Caledonia Q1 gold production dips, maintains FY prospects

Harare – Triple-listed Caledonia Mining Corporation’s gold production dipped 8pc to 11,948 ounces in the first quarter ended 31 March 2019 from 12,924oz produced in comparative 2018 quarter.

Caledonia which is listed on AIM, TSX and NYSE with operations at the Blanket mine in Zimbabwe said production was adversely affected by lower grade, although this was anticipated as part of the mine plan.

Chief executive Steve Curtis said “We maintain our full year production guidance of 53,000 – 56,000 ounces for 2019. I look forward to an improved cost performance in the remaining quarters of the year as we anticipate that the beneficial effects of improved production will be felt in the subsequent quarters of 2019.”

Consolidated operating profit before tax was 105pct higher than Q1 2018 to $12.3 million for the quarter under review attributed to gains of $3.3 million on foreign exchange following the devaluation of the domestic Zimbabwean currency and a profit on the sale of a subsidiary of $5.4m.

Net profit came in at $10.7 million compared to $3.9 million in the comparable Q1 2018, representing an increase of 176 percent.

Operating cash flows for the Quarter were $6.3 million (Q1 2018; $7.0 million) and the Company’s “balance sheet remains strong” with net cash of $9.7 million as at 31 March 2019.

The $6.3 million cash generation was sufficient to support both capital investment in the Central Shaft project of $5.1 million and Caledonia’s regular quarterly dividend.

Curtis said work on sinking the Central shaft remains on track and expects it to be completed in the middle of this year after which a further 12 months will be needed to equip the shaft before it is commissioned in mid-2020 with production expected to increase to 80 000oz per annum by 2022.

 “This production increase will contribute significantly to reducing operating costs through economies of scale and we look forward to further increasing cash flows and earnings as the shaft is commissioned,” Curtis said.

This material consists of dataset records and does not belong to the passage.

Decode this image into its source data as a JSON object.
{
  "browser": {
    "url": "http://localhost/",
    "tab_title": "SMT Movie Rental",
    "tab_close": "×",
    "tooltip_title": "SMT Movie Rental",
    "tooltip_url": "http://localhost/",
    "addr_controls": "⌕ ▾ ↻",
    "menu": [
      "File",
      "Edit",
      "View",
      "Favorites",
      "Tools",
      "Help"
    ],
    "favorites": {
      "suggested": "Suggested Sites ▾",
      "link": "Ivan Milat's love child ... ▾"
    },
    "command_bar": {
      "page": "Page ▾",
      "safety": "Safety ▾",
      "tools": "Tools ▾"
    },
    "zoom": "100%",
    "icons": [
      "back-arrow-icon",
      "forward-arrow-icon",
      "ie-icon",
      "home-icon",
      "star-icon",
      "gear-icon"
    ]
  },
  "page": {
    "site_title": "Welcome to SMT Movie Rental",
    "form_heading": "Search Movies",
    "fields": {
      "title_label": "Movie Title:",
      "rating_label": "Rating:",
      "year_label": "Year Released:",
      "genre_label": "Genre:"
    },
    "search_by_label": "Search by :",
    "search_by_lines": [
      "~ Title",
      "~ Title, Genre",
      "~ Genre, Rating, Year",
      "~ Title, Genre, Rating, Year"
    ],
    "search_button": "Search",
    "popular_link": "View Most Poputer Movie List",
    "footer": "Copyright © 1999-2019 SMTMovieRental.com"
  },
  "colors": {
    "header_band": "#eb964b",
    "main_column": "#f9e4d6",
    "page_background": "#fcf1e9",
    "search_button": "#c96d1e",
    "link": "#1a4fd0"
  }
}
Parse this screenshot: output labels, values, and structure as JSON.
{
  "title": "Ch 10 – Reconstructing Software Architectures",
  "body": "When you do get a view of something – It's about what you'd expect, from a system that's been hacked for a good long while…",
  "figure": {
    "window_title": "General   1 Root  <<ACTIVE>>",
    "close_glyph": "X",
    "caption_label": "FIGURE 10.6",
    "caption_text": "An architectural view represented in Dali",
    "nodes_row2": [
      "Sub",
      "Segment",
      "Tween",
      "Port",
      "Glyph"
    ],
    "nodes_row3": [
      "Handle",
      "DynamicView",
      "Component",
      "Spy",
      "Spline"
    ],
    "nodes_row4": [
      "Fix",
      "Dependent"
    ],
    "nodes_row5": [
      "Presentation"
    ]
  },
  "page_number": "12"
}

He highlighted that the early part of the quarter was made more challenging by significant macroeconomic disruptions in particular the currency peg between domestic currency and the US dollar in Zimbabwe, which prior to February 22 Monetary policy changes was maintained at 1:1 by the government.

“Notwithstanding the challenges experienced in the Quarter, we remain encouraged by the overall direction of policy development which we believe will result in improved operating conditions and a better investment climate in Zimbabwe.

“The most recent positive development in this regard is the introduction of a gold support price of $1,368 per ounce, a premium above the prevailing spot price in order to incentivize domestic gold production.”